Early in her career, Debbie realized that one of her gifts was to bring large groups of people through the transformational process. To facilitate this work, she founded the The Ford Institute for Transformational Training and began to train others in her process. She trained thousands of transformational life coaches around the world to utilize her innovative coaching models, tools, techniques and processes to support others in healing their hearts, clarifying their goals, creating lives beyond the limitations of their old beliefs and behaviors, and embracing and integrating their whole selves. Her quick wit, ability to stand strong in the presence of human pain and suffering, and true belief that we are all encoded with the ability to serve others and love ourselves gained her the admiration and support of the greatest spiritual teachers of our time. She was known for her straight talking, honest approach to helping others heal their own self-hatred and release self-criticisms with forgiveness.

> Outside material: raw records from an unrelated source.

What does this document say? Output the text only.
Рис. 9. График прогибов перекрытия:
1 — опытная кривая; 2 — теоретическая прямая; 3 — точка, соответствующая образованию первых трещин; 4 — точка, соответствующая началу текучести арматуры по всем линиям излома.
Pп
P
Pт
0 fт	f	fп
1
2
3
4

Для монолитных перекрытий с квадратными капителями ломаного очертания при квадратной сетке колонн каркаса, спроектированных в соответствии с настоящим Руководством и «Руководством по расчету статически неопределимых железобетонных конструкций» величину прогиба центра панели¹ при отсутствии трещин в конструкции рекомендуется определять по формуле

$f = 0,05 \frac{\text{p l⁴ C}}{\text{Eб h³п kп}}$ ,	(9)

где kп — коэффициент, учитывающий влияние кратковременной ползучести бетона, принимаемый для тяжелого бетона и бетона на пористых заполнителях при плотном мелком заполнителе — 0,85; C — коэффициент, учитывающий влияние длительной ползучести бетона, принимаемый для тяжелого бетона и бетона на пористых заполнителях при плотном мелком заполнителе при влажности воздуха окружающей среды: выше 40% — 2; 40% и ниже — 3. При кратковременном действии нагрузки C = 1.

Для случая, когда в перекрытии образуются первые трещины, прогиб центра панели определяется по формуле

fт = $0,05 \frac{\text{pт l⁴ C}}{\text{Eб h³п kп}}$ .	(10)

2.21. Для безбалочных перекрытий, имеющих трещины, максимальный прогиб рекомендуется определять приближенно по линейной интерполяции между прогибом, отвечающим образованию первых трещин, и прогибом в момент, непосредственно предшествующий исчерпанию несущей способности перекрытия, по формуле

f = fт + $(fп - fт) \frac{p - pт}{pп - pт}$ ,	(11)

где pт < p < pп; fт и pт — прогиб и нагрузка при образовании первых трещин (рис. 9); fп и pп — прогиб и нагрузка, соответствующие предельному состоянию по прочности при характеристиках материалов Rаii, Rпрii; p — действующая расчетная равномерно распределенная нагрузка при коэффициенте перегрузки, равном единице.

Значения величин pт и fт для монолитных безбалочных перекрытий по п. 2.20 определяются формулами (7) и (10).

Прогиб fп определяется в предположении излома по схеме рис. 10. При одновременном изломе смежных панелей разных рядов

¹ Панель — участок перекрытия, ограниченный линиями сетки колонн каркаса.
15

“It’s easy to love yourself when you feel good enough, when you feel special enough, when you’re loved enough, when you have enough money, and you’re appreciated,” she told me in a 2010 interview. “But what about loving yourself when you’re crying and you’re in pain, feeling powerless and hopeless; when you feel like a reject and nobody loves you? That is what shadow work demands from you. That you embrace those parts of you that you have deemed inappropriate or wrong. Maybe you’ve decided that you’re not lovable. Well, you know what? You’re both – you’re unlovable and you are lovable. And they both need equal time. We were birthed with one soul to take care of, and we must take care of it.”
Debbie believed wholeheartedly in the soul. She would often say, “The evolution of one’s own soul is a process. It’s not a quick fix. It’s not a five-day workshop. It’s a lifetime process where we let go, discover and then allow for futures to come into existence.”